These two articles were cited today on edward_hussein_winkleman's blog:
via NewsBiscuit:
Damien Hirst sets new auction record with 'Investment Banker in Formaldehyde'
A piece of art by Damien Hirst has set the new record for a single
item at auction. The piece entitled ‘Oh Shit’ fetched £2.3bn after
frantic bidding by an anonymous investor. The work, which features a
Merrill Lynch employee suspended in a tank of formaldehyde secured the
highest price yet paid for a single piece of banking history.
It
was believed that it was purchased for a private exhibit, and is
unlikely to be put on display to the public or auditors, in the
immediate future. ‘Pay Day’, a piece comprised of empty envelopes and
which was expected to make between 4,000 to 5,000 people happy,
eventually went to administrators Price Waterhouse Coopers for well
over the asking price.
Art critic Mathias Van-Leer praised
Hirst for his courageous decision to sell all these works from his
Financial Meltdown period. ‘It is a remarkable that Damien has been
able to command these sort of prices,’ he said, ‘especially as we are
seeing a lot of similar pieces suddenly coming onto the market.’
[read full article]
via NYTimes:
Museums Fear Lean Days Ahead
By CAROL VOGEL
Published: October 19, 2008
Since it opened last month at the Museum of Modern Art, “Van Gogh
and the Colors of the Night” has been attracting several thousand
people each day to the second-floor galleries. Visitors can be seen
waiting in line for tables at all three of the museum’s restaurants,
and MoMA’s shops are reporting a 5 percent increase in sales over a year ago.

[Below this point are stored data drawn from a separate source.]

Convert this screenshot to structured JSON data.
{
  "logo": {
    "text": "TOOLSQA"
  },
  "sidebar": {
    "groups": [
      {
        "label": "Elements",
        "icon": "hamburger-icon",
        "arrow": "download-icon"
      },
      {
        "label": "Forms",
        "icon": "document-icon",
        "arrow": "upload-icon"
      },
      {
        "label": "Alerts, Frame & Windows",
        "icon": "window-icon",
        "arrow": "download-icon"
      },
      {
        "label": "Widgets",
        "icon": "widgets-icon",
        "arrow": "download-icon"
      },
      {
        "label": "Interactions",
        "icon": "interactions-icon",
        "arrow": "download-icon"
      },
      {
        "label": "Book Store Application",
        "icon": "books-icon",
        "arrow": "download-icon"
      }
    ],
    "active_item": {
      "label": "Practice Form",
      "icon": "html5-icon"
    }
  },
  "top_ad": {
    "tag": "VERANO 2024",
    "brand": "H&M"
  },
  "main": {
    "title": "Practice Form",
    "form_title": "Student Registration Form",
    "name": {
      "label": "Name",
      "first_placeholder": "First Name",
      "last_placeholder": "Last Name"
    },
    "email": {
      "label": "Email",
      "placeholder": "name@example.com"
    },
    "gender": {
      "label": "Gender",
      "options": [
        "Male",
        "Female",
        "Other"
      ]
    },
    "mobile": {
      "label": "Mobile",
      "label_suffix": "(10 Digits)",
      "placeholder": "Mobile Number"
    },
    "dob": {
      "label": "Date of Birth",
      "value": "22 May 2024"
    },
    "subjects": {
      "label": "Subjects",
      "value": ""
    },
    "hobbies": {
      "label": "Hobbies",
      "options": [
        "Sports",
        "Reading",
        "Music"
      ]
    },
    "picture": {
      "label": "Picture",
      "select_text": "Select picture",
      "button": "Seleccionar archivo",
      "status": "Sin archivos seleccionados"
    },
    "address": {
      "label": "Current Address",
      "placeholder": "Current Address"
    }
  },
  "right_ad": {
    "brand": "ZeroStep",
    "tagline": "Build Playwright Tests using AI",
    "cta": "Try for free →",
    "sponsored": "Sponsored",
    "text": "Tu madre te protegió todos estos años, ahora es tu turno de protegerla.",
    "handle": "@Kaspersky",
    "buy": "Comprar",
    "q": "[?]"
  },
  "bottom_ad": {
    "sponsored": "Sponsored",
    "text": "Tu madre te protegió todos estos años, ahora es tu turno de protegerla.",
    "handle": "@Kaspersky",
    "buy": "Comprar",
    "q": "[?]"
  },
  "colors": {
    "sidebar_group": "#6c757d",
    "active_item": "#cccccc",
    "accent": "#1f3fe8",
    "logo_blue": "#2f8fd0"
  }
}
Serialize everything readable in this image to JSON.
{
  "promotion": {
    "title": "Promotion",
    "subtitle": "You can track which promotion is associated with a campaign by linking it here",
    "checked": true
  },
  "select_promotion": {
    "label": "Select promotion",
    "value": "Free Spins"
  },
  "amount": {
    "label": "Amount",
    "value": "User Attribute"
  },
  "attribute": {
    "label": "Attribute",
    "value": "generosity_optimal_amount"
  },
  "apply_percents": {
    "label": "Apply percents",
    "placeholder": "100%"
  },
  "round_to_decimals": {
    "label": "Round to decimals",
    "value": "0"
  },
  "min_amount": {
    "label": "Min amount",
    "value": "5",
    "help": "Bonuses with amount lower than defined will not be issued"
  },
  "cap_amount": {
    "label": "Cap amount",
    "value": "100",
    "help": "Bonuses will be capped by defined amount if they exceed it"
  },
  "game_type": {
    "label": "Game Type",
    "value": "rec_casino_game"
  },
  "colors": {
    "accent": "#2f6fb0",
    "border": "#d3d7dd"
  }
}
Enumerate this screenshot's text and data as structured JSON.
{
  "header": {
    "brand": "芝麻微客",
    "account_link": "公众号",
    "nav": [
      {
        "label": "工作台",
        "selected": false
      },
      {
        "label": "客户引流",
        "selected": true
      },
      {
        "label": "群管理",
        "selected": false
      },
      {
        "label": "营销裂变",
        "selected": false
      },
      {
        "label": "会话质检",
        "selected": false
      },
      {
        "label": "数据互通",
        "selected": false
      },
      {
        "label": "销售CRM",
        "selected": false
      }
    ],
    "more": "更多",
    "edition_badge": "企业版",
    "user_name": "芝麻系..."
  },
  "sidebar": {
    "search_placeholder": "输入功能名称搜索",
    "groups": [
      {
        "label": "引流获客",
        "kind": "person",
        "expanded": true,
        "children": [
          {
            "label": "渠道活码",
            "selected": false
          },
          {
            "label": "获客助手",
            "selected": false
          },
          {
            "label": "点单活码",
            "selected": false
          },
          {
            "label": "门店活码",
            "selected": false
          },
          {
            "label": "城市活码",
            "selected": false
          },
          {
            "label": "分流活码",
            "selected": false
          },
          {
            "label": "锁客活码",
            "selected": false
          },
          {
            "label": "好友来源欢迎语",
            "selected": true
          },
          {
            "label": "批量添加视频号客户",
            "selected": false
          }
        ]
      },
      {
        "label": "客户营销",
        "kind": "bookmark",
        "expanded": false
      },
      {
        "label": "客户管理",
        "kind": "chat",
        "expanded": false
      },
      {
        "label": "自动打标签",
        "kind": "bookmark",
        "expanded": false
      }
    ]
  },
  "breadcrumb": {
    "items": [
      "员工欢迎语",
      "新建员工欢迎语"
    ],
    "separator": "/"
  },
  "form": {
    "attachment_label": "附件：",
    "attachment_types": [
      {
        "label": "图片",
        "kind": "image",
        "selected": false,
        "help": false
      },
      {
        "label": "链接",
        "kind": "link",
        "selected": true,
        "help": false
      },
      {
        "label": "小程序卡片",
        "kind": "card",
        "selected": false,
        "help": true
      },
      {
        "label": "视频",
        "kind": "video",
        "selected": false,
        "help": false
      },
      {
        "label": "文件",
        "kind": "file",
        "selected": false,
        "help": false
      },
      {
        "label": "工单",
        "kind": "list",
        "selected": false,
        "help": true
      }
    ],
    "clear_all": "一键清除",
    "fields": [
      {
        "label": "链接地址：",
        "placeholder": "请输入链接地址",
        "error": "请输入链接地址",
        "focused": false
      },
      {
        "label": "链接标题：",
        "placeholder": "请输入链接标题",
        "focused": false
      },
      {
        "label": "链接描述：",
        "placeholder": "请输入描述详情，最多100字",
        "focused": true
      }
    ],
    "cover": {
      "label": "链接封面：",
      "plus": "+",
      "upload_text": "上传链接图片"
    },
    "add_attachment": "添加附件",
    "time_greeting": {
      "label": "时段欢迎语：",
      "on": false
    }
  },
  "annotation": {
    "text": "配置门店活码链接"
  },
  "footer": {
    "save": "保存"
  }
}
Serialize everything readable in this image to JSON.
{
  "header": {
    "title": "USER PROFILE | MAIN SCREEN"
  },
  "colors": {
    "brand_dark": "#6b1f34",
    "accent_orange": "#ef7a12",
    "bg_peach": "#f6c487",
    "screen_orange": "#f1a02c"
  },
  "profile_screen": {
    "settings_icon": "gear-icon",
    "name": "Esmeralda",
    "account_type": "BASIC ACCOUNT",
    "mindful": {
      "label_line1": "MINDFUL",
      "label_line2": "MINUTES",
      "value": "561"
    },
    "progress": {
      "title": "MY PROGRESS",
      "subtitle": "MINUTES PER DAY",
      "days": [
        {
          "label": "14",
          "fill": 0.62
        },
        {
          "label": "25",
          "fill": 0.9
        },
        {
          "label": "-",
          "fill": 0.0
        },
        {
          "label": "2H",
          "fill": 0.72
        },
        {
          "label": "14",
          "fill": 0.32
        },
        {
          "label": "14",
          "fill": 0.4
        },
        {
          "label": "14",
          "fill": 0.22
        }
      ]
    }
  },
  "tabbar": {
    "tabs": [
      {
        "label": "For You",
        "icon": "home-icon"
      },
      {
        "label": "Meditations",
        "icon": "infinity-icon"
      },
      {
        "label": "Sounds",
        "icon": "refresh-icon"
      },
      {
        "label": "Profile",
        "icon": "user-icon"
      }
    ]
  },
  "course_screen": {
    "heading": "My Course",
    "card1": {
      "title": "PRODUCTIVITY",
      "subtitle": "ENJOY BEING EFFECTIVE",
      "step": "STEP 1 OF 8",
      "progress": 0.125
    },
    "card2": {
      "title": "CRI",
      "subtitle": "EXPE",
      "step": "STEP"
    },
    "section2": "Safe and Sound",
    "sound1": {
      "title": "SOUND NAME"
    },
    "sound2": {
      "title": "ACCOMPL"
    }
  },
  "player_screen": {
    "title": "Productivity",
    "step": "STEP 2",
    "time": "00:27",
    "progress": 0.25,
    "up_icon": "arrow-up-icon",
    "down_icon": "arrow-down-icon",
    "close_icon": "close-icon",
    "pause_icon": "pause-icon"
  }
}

But in executive offices several floors above the bustle, officials are wondering how long the good times will last.
“We know there’s a storm at sea and we know it’s going to hit land and it could get ugly,” said Glenn D. Lowry, the museum’s director. “But we don’t know how hard it will be or when it’s coming. So we are trying to make educated guesses.”
As
a result, the museum instituted a temporary hiring freeze last week as
well as a 10 percent cut in its general operating budget that will be
revisited in December.
Across the country directors like Mr.
Lowry are bracing for the effects of an economic crisis that could
change everything from the size and kinds of exhibitions a museum
presents to the acquisitions it could afford and the merchandise it
should offer in its shops.
Already the financial-market meltdown has diminished the endowment funds that cover museums’ day-to-day operating expenses. Lehman Brothers,
for years a crucial sponsor for museums across the country, is no more.
Surviving banking institutions and corporations that also have been the
bedrock of exhibition support are likely to give far less or cut off
gifts altogether.
Even the most beneficent of museum trustees
are feeling the pinch. So are paying members, like the 115,000 signed
up by MoMA who fork out anywhere from $50 (student membership) to
$60,000 for their privileges. Directors and curators are thus in a
holding pattern, waiting to see if year-end gifts materialize or
membership revenues take a tumble.
“Caution is the word of the moment,” Mr. Lowry said.